What Families Can Expect from ABA Therapy Over the First Six Months

Author : Skyward Spectrum | Published On : 17 Jul 2026

Most families start ABA therapy with a mix of hope and uncertainty. They've done the reading, they know behavior analysis has a strong evidence base, but they don't know what the first few months will actually look like for their child. The trajectory varies, but the structure of that first phase is fairly consistent across providers who follow sound clinical practice.

 

The first two to four weeks are almost entirely assessment and relationship-building. Before any formal skill instruction begins, the clinical team needs to identify what motivates the child, what their current skill levels look like across communication, social, and adaptive domains, and where the most pressing challenges are. This is not time being wasted. A well-designed baseline assessment determines whether the first months of therapy are targeted and effective, or generic and slow.

 

Parents often notice during this period that their child seems comfortable at the clinic before any measurable progress is visible on a report. That comfort is not incidental. ABA requires the child to engage repeatedly in challenging activities, and their willingness to do that depends on having a trusting relationship with their therapist. Providers who rush past this phase tend to encounter more resistance later.

 

What Progress Looks Like in Months Two Through Four

 

Once baseline data is collected and the therapy plan is approved and authorized, direct skill instruction begins. Goals vary by child, but common early targets include requesting preferred items, following simple instructions, tolerating transitions, and reducing specific problem behaviors that interfere with learning.

 

Progress in this phase is usually visible but not dramatic. A parent might notice their child pointing instead of crying, or using a word they hadn't used before, or sitting at a table for three minutes where they previously couldn't manage thirty seconds. These are meaningful clinical gains, even if they don't look like the leaps parents sometimes hope for after the first few months.

 

Data is collected during every session and reviewed by the BCBA at regular intervals. Families who are engaged in parent training during this period tend to see faster carryover because the child is getting reinforced for the same skills at home. That coordination between clinic and home is often the difference between a child who acquires a skill in therapy and a child who uses that skill everywhere.

 

For aba therapy for children georgia, the six-month mark is typically when a formal reassessment takes place. The clinical team re-administers baseline measures, compares results to the initial evaluation, and revises the therapy plan based on what the data shows. Goals that have been mastered are retired and replaced with more advanced targets. Goals that haven't moved are analyzed for what's blocking progress, and the approach is adjusted.

 

Setting Realistic Expectations as a Family

 

The six-month mark also tends to be when families either feel settled into the process or start to wonder whether it's working.

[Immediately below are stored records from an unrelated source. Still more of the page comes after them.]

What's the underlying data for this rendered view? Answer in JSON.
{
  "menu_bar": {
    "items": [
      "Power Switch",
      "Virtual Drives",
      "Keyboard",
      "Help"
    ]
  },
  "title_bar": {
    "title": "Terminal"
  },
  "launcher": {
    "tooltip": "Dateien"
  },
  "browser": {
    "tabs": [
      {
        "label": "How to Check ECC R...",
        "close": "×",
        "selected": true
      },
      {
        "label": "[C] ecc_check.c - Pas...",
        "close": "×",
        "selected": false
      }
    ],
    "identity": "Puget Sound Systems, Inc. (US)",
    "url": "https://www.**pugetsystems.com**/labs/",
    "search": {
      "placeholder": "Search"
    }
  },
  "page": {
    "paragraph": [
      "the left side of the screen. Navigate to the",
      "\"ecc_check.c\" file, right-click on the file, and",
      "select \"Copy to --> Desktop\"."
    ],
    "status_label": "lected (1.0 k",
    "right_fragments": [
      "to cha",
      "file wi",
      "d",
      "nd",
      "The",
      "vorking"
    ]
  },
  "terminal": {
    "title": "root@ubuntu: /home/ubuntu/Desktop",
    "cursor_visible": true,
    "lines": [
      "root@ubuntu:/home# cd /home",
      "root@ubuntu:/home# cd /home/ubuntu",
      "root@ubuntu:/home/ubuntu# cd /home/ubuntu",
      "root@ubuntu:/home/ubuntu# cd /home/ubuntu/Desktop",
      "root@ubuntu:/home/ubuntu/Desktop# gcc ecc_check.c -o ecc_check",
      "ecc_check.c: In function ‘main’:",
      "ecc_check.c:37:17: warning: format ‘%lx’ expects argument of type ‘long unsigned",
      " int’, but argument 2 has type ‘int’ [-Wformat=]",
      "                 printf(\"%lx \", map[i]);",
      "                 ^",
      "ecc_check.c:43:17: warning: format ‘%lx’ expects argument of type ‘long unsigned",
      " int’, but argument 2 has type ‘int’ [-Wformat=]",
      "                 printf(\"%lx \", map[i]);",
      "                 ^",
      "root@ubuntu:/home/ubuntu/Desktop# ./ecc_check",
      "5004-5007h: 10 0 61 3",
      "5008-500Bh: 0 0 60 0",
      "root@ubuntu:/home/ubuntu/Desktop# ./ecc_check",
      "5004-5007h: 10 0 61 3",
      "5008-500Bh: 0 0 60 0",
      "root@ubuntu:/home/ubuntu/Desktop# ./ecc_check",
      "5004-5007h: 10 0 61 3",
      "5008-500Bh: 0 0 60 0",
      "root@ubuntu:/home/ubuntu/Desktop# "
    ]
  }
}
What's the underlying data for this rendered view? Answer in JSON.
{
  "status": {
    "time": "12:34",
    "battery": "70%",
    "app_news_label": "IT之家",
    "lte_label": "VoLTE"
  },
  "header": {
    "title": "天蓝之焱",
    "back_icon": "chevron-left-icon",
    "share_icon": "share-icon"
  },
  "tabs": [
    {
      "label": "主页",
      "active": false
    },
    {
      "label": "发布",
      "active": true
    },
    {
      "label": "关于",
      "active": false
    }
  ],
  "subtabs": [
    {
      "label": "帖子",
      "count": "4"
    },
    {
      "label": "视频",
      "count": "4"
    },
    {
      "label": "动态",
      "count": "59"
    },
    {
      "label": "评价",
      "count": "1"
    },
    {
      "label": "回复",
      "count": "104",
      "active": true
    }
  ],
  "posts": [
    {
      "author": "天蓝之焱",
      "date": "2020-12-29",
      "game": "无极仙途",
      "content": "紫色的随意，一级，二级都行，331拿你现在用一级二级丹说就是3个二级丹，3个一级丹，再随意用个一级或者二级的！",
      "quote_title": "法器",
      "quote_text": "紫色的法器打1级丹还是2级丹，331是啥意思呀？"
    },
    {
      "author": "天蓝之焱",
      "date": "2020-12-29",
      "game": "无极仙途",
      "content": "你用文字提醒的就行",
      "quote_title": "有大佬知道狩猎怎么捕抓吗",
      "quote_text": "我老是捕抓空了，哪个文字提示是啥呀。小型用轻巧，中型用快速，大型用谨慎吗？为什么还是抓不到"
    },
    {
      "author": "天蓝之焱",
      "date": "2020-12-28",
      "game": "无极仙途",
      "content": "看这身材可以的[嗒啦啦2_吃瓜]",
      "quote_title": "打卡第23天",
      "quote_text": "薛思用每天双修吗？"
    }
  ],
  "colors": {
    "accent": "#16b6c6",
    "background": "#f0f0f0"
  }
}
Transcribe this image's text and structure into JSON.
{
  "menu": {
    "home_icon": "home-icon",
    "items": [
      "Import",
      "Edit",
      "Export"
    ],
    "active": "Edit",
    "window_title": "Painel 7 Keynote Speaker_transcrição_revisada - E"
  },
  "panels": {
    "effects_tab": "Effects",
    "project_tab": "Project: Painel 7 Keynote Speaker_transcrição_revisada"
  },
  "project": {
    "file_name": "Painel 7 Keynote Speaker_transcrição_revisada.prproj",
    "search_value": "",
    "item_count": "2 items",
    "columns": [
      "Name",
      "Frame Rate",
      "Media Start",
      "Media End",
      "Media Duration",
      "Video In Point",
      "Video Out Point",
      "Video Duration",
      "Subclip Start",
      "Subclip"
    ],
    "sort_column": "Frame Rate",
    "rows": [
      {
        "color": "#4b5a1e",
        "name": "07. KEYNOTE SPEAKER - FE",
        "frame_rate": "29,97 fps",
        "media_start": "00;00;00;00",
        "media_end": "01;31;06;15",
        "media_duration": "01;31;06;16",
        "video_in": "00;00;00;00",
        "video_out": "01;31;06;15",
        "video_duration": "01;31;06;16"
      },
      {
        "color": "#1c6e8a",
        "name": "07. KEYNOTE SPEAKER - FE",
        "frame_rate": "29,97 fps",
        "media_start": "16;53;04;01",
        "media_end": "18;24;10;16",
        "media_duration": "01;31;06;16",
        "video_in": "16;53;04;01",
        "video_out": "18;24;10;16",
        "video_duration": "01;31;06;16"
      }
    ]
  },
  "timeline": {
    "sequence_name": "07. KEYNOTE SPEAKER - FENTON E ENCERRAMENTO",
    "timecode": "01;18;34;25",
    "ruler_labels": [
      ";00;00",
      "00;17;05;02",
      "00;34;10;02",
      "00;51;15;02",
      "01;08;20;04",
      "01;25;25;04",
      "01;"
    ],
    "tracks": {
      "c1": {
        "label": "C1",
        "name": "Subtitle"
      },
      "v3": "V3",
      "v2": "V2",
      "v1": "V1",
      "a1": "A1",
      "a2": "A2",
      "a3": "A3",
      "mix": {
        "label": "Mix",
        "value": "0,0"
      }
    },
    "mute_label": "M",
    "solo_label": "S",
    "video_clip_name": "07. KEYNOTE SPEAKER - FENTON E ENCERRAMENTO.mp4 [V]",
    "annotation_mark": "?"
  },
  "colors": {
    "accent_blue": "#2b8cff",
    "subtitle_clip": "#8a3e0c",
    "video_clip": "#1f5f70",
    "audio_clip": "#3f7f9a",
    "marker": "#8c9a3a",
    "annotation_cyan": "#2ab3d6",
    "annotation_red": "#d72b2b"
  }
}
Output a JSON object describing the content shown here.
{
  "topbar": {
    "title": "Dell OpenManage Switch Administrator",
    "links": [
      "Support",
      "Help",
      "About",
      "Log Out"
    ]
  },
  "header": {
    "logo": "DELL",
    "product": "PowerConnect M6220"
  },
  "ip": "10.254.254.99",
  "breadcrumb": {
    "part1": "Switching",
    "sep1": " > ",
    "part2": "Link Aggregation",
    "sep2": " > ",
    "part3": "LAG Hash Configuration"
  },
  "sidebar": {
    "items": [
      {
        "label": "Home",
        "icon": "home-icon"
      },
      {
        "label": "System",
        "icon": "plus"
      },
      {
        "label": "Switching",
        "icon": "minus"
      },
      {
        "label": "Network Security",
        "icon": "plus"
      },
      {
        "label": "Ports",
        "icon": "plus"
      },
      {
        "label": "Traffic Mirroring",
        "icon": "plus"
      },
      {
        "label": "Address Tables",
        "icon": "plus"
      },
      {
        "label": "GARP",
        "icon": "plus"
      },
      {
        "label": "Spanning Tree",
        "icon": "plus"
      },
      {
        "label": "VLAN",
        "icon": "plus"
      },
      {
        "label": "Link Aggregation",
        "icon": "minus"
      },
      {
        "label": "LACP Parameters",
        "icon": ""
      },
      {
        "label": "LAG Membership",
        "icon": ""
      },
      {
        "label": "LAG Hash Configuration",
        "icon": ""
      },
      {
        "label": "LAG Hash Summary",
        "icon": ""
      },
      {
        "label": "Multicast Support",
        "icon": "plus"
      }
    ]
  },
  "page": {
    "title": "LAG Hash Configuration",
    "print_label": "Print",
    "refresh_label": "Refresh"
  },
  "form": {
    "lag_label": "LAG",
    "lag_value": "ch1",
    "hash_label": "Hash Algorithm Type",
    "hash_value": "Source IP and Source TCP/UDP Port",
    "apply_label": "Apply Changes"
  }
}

A few clarifications help. ABA therapy is not a cure, and it doesn't follow a linear path. A child might master five goals quickly and then plateau on a sixth for several weeks. That's normal.

 

What families should look for is evidence that the clinical team is paying attention. Regular progress updates, clear explanations for why goals are being added or modified, and responsiveness when a parent raises a concern are all signs that a program is functioning well. A provider who only communicates at six-month review meetings is leaving families without enough information to be effective partners.

 

By month six, most families have a clear picture of whether ABA is the right fit for their child and whether their provider is the right fit for their family. Some children make remarkable progress and quickly advance to less intensive service levels. Others need sustained high-intensity support for several years. Both outcomes can be appropriate depending on the child, and neither should be treated as a reflection of family effort.